Under the EEG probe, J.V. not merely recalled but
relived
the encounter. All the richness of detail, all the lucid horror of the original experience, came back. Penfield’s probe caused the brain to replay past experiences like a movie. With bits of lettered or numbered paper, Penfield kept track of the sites on the cerebral cortex associated with the recollection. Touching nearby points produced different sensations. When the probe touched one point, J.V. recalled people scolding her for doing something wrong. Other sites produced only a phantasmagoria of colored stars.

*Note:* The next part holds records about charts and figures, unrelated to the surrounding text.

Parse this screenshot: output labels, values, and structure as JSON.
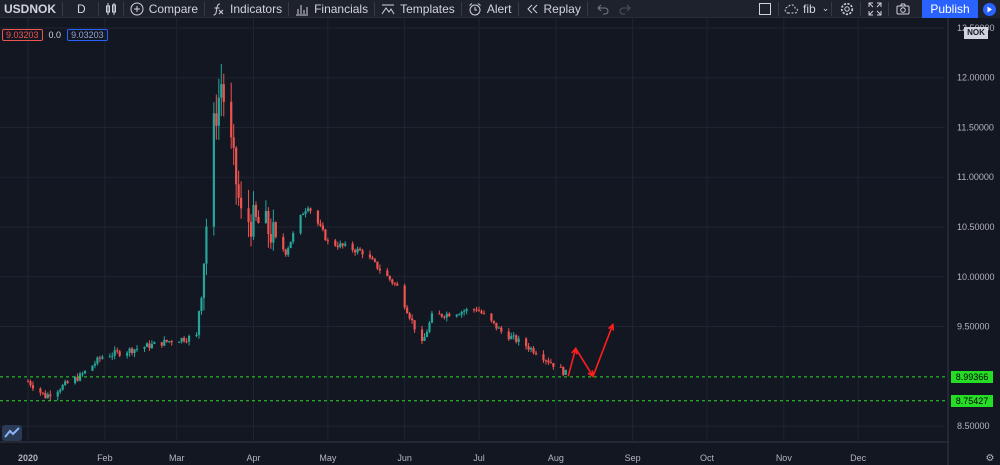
{
  "toolbar": {
    "symbol": "USDNOK",
    "interval": "D",
    "compare": "Compare",
    "indicators": "Indicators",
    "financials": "Financials",
    "templates": "Templates",
    "alert": "Alert",
    "replay": "Replay",
    "layout_name": "fib",
    "publish": "Publish"
  },
  "legend": {
    "last_price": "9.03203",
    "change": "0.0",
    "indicator_value": "9.03203"
  },
  "colors": {
    "up": "#26a69a",
    "down": "#ef5350",
    "level_line": "#26dd26",
    "arrows": "#ff1e1e",
    "accent": "#2962ff"
  },
  "icons": {
    "candles": "candlestick-icon",
    "compare": "plus-circle-icon",
    "indicators": "function-icon",
    "financials": "bar-chart-icon",
    "templates": "templates-icon",
    "alert": "alarm-clock-icon",
    "replay": "rewind-icon",
    "undo": "undo-icon",
    "redo": "redo-icon",
    "layout": "square-icon",
    "cloud": "cloud-icon",
    "settings": "gear-icon",
    "fullscreen": "fullscreen-icon",
    "snapshot": "camera-icon",
    "publish_arrow": "play-circle-icon",
    "axis_settings": "gear-icon",
    "logo": "tradingview-logo-icon"
  },
  "chart_data": {
    "type": "candlestick",
    "currency": "NOK",
    "ylim": [
      8.35,
      12.6
    ],
    "y_ticks": [
      "12.50000",
      "12.00000",
      "11.50000",
      "11.00000",
      "10.50000",
      "10.00000",
      "9.50000",
      "8.50000"
    ],
    "x_ticks": [
      "2020",
      "Feb",
      "Mar",
      "Apr",
      "May",
      "Jun",
      "Jul",
      "Aug",
      "Sep",
      "Oct",
      "Nov",
      "Dec"
    ],
    "horizontal_levels": [
      {
        "label": "8.99366",
        "value": 8.99366
      },
      {
        "label": "8.75427",
        "value": 8.75427
      }
    ],
    "key_points": [
      {
        "date": "2020-01-01",
        "close": 8.95
      },
      {
        "date": "2020-01-08",
        "close": 8.8
      },
      {
        "date": "2020-01-22",
        "close": 9.0
      },
      {
        "date": "2020-01-31",
        "close": 9.2
      },
      {
        "date": "2020-02-14",
        "close": 9.28
      },
      {
        "date": "2020-02-28",
        "close": 9.36
      },
      {
        "date": "2020-03-09",
        "close": 9.4
      },
      {
        "date": "2020-03-12",
        "close": 10.2
      },
      {
        "date": "2020-03-16",
        "close": 11.5
      },
      {
        "date": "2020-03-19",
        "close": 11.95
      },
      {
        "date": "2020-03-23",
        "close": 11.3
      },
      {
        "date": "2020-03-27",
        "close": 10.6
      },
      {
        "date": "2020-04-06",
        "close": 10.5
      },
      {
        "date": "2020-04-14",
        "close": 10.25
      },
      {
        "date": "2020-04-21",
        "close": 10.65
      },
      {
        "date": "2020-04-23",
        "close": 10.72
      },
      {
        "date": "2020-05-01",
        "close": 10.35
      },
      {
        "date": "2020-05-15",
        "close": 10.25
      },
      {
        "date": "2020-05-29",
        "close": 9.9
      },
      {
        "date": "2020-06-08",
        "close": 9.32
      },
      {
        "date": "2020-06-12",
        "close": 9.6
      },
      {
        "date": "2020-06-30",
        "close": 9.68
      },
      {
        "date": "2020-07-10",
        "close": 9.45
      },
      {
        "date": "2020-07-24",
        "close": 9.25
      },
      {
        "date": "2020-08-05",
        "close": 9.03
      }
    ],
    "projection_arrows": [
      [
        {
          "date": "2020-08-06",
          "value": 9.0
        },
        {
          "date": "2020-08-09",
          "value": 9.28
        },
        {
          "date": "2020-08-16",
          "value": 9.0
        },
        {
          "date": "2020-08-24",
          "value": 9.52
        }
      ]
    ],
    "grid": true
  }
}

Penfield’s classic brain experiments of the 1930s inspired a certain famous riddle, long since dubbed “brains in vats” by philosophy students. It goes like this: You think you’re sitting there reading this book. Actually, you could be a disembodied brain in a laboratory somewhere, soaking in a vat of nutrients. Electrodes are attached to the brain, and a mad scientist is feeding it a stream of electrical impulses that exactly
simulates
the experience of reading this book!
Let’s expand a little on the anecdote to see the full force of this. At some indistinct past time, while you were sleeping, your brain was removed from your body. Every nerve was severed by skilled surgeons and attached to a microscopic electrode. Each of these millions of electrodes is hooked to a machine that produces tiny electrical pulses just as the original nerves did.

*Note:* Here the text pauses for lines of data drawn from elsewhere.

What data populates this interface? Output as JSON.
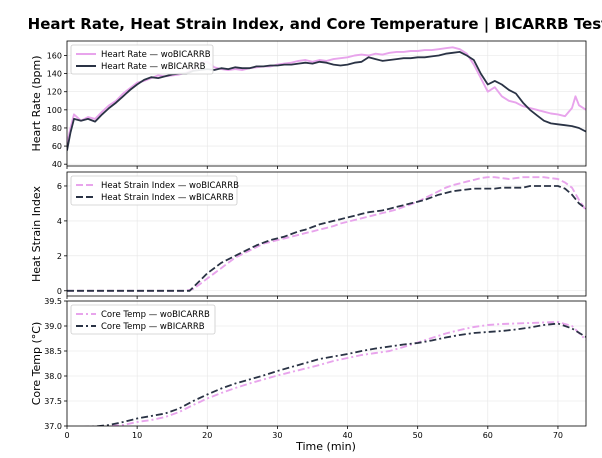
{
  "chart_data": {
    "title": "Heart Rate, Heat Strain Index, and Core Temperature | BICARRB Test",
    "xlabel": "Time (min)",
    "xlim": [
      0,
      74
    ],
    "xticks": [
      0,
      10,
      20,
      30,
      40,
      50,
      60,
      70
    ],
    "colors": {
      "wo": "#E8A4EC",
      "w": "#2A3345"
    },
    "panels": [
      {
        "type": "line",
        "ylabel": "Heart Rate (bpm)",
        "ylim": [
          38,
          176
        ],
        "yticks": [
          40,
          60,
          80,
          100,
          120,
          140,
          160
        ],
        "legend_position": "top-left",
        "series": [
          {
            "name": "Heart Rate — woBICARRB",
            "style": "solid",
            "key": "wo",
            "x": [
              0,
              0.5,
              1,
              2,
              3,
              4,
              5,
              6,
              7,
              8,
              9,
              10,
              11,
              12,
              13,
              14,
              15,
              16,
              17,
              18,
              19,
              20,
              21,
              22,
              23,
              24,
              25,
              26,
              27,
              28,
              29,
              30,
              31,
              32,
              33,
              34,
              35,
              36,
              37,
              38,
              39,
              40,
              41,
              42,
              43,
              44,
              45,
              46,
              47,
              48,
              49,
              50,
              51,
              52,
              53,
              54,
              55,
              56,
              57,
              58,
              59,
              60,
              61,
              62,
              63,
              64,
              65,
              66,
              67,
              68,
              69,
              70,
              71,
              72,
              72.5,
              73,
              74
            ],
            "y": [
              62,
              80,
              95,
              88,
              92,
              90,
              98,
              105,
              110,
              118,
              124,
              130,
              132,
              135,
              138,
              137,
              138,
              139,
              141,
              145,
              152,
              153,
              147,
              145,
              144,
              145,
              144,
              146,
              147,
              148,
              148,
              150,
              151,
              152,
              154,
              155,
              153,
              155,
              154,
              156,
              157,
              158,
              160,
              161,
              160,
              162,
              161,
              163,
              164,
              164,
              165,
              165,
              166,
              166,
              167,
              168,
              169,
              167,
              162,
              150,
              135,
              120,
              125,
              115,
              110,
              108,
              104,
              102,
              100,
              98,
              96,
              95,
              93,
              102,
              115,
              105,
              100
            ]
          },
          {
            "name": "Heart Rate — wBICARRB",
            "style": "solid",
            "key": "w",
            "x": [
              0,
              0.5,
              1,
              2,
              3,
              4,
              5,
              6,
              7,
              8,
              9,
              10,
              11,
              12,
              13,
              14,
              15,
              16,
              17,
              18,
              19,
              20,
              21,
              22,
              23,
              24,
              25,
              26,
              27,
              28,
              29,
              30,
              31,
              32,
              33,
              34,
              35,
              36,
              37,
              38,
              39,
              40,
              41,
              42,
              43,
              44,
              45,
              46,
              47,
              48,
              49,
              50,
              51,
              52,
              53,
              54,
              55,
              56,
              57,
              58,
              59,
              60,
              61,
              62,
              63,
              64,
              65,
              66,
              67,
              68,
              69,
              70,
              71,
              72,
              73,
              74
            ],
            "y": [
              55,
              75,
              90,
              88,
              90,
              87,
              95,
              102,
              108,
              115,
              122,
              128,
              133,
              136,
              135,
              137,
              139,
              140,
              140,
              143,
              144,
              145,
              144,
              146,
              145,
              147,
              146,
              146,
              148,
              148,
              149,
              149,
              150,
              150,
              151,
              152,
              151,
              153,
              152,
              150,
              149,
              150,
              152,
              153,
              158,
              156,
              154,
              155,
              156,
              157,
              157,
              158,
              158,
              159,
              160,
              162,
              163,
              164,
              160,
              155,
              140,
              128,
              132,
              128,
              122,
              118,
              108,
              100,
              94,
              88,
              85,
              84,
              83,
              82,
              80,
              76
            ]
          }
        ]
      },
      {
        "type": "line",
        "ylabel": "Heat Strain Index",
        "ylim": [
          -0.3,
          6.8
        ],
        "yticks": [
          0,
          2,
          4,
          6
        ],
        "legend_position": "top-left",
        "series": [
          {
            "name": "Heat Strain Index — woBICARRB",
            "style": "dashed",
            "key": "wo",
            "x": [
              0,
              17,
              18,
              19,
              20,
              21,
              22,
              23,
              24,
              25,
              26,
              27,
              28,
              29,
              30,
              31,
              32,
              33,
              34,
              35,
              36,
              37,
              38,
              39,
              40,
              41,
              42,
              43,
              44,
              45,
              46,
              47,
              48,
              49,
              50,
              51,
              52,
              53,
              54,
              55,
              56,
              57,
              58,
              59,
              60,
              61,
              62,
              63,
              64,
              65,
              66,
              67,
              68,
              69,
              70,
              71,
              72,
              73,
              74
            ],
            "y": [
              0,
              0,
              0.1,
              0.4,
              0.7,
              1.0,
              1.3,
              1.6,
              1.9,
              2.1,
              2.3,
              2.5,
              2.7,
              2.8,
              2.9,
              3.0,
              3.1,
              3.2,
              3.3,
              3.4,
              3.5,
              3.6,
              3.7,
              3.85,
              3.95,
              4.05,
              4.15,
              4.25,
              4.35,
              4.45,
              4.55,
              4.65,
              4.8,
              4.95,
              5.1,
              5.3,
              5.5,
              5.7,
              5.9,
              6.05,
              6.15,
              6.25,
              6.35,
              6.45,
              6.5,
              6.5,
              6.45,
              6.4,
              6.45,
              6.5,
              6.5,
              6.5,
              6.5,
              6.45,
              6.4,
              6.2,
              5.9,
              5.2,
              4.6
            ]
          },
          {
            "name": "Heat Strain Index — wBICARRB",
            "style": "dashed",
            "key": "w",
            "x": [
              0,
              17.5,
              18,
              19,
              20,
              21,
              22,
              23,
              24,
              25,
              26,
              27,
              28,
              29,
              30,
              31,
              32,
              33,
              34,
              35,
              36,
              37,
              38,
              39,
              40,
              41,
              42,
              43,
              44,
              45,
              46,
              47,
              48,
              49,
              50,
              51,
              52,
              53,
              54,
              55,
              56,
              57,
              58,
              59,
              60,
              61,
              62,
              63,
              64,
              65,
              66,
              67,
              68,
              69,
              70,
              71,
              72,
              73,
              74
            ],
            "y": [
              0,
              0,
              0.2,
              0.6,
              1.0,
              1.3,
              1.6,
              1.8,
              2.0,
              2.2,
              2.4,
              2.6,
              2.75,
              2.9,
              3.0,
              3.1,
              3.25,
              3.4,
              3.5,
              3.65,
              3.8,
              3.9,
              4.0,
              4.1,
              4.2,
              4.3,
              4.4,
              4.5,
              4.55,
              4.6,
              4.7,
              4.8,
              4.9,
              5.0,
              5.1,
              5.2,
              5.35,
              5.5,
              5.6,
              5.7,
              5.75,
              5.8,
              5.85,
              5.85,
              5.85,
              5.85,
              5.9,
              5.9,
              5.9,
              5.9,
              6.0,
              6.0,
              6.0,
              6.0,
              6.0,
              5.85,
              5.5,
              5.0,
              4.7
            ]
          }
        ]
      },
      {
        "type": "line",
        "ylabel": "Core Temp (°C)",
        "ylim": [
          37.0,
          39.5
        ],
        "yticks": [
          37.0,
          37.5,
          38.0,
          38.5,
          39.0,
          39.5
        ],
        "legend_position": "top-left",
        "series": [
          {
            "name": "Core Temp — woBICARRB",
            "style": "dashdot",
            "key": "wo",
            "x": [
              0,
              2,
              4,
              6,
              8,
              10,
              12,
              14,
              16,
              18,
              20,
              22,
              24,
              26,
              28,
              30,
              32,
              34,
              36,
              38,
              40,
              42,
              44,
              46,
              48,
              50,
              52,
              54,
              56,
              58,
              60,
              62,
              64,
              66,
              68,
              70,
              72,
              74
            ],
            "y": [
              36.98,
              36.98,
              36.99,
              37.0,
              37.02,
              37.08,
              37.12,
              37.18,
              37.28,
              37.42,
              37.55,
              37.66,
              37.76,
              37.85,
              37.93,
              38.01,
              38.08,
              38.15,
              38.22,
              38.3,
              38.36,
              38.42,
              38.46,
              38.5,
              38.58,
              38.67,
              38.76,
              38.85,
              38.92,
              38.98,
              39.02,
              39.04,
              39.05,
              39.06,
              39.07,
              39.08,
              39.0,
              38.72
            ]
          },
          {
            "name": "Core Temp — wBICARRB",
            "style": "dashdot",
            "key": "w",
            "x": [
              0,
              2,
              4,
              6,
              8,
              10,
              12,
              14,
              16,
              18,
              20,
              22,
              24,
              26,
              28,
              30,
              32,
              34,
              36,
              38,
              40,
              42,
              44,
              46,
              48,
              50,
              52,
              54,
              56,
              58,
              60,
              62,
              64,
              66,
              68,
              70,
              72,
              74
            ],
            "y": [
              36.98,
              36.98,
              36.99,
              37.02,
              37.08,
              37.15,
              37.2,
              37.25,
              37.35,
              37.5,
              37.63,
              37.75,
              37.85,
              37.93,
              38.01,
              38.1,
              38.18,
              38.26,
              38.34,
              38.39,
              38.44,
              38.5,
              38.55,
              38.59,
              38.63,
              38.66,
              38.71,
              38.77,
              38.82,
              38.86,
              38.88,
              38.9,
              38.93,
              38.97,
              39.02,
              39.05,
              38.95,
              38.78
            ]
          }
        ]
      }
    ]
  }
}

When you turn the page, it
feels
like a page because the electrodes send your brain exactly the same nerve impulses that would have come from real fingers grasping a real page. But the page and the fingers are illusion. Bringing the book closer to your face makes it look bigger; holding it at arm’s length makes it look smaller … 3-D perspective is simulated by judiciously adjusting the voltages of the electrodes attached to the stump of the optic nerve. If, right this instant, you can smell spaghetti cooking and hear dulcimer music in the background, that is part of the illusion too. You can pinch yourself and receive the expected sensation, but it will prove nothing. In fact,
there’s no way you can prove that this isn’t so
. How, then, can you justify your belief that the external world exists?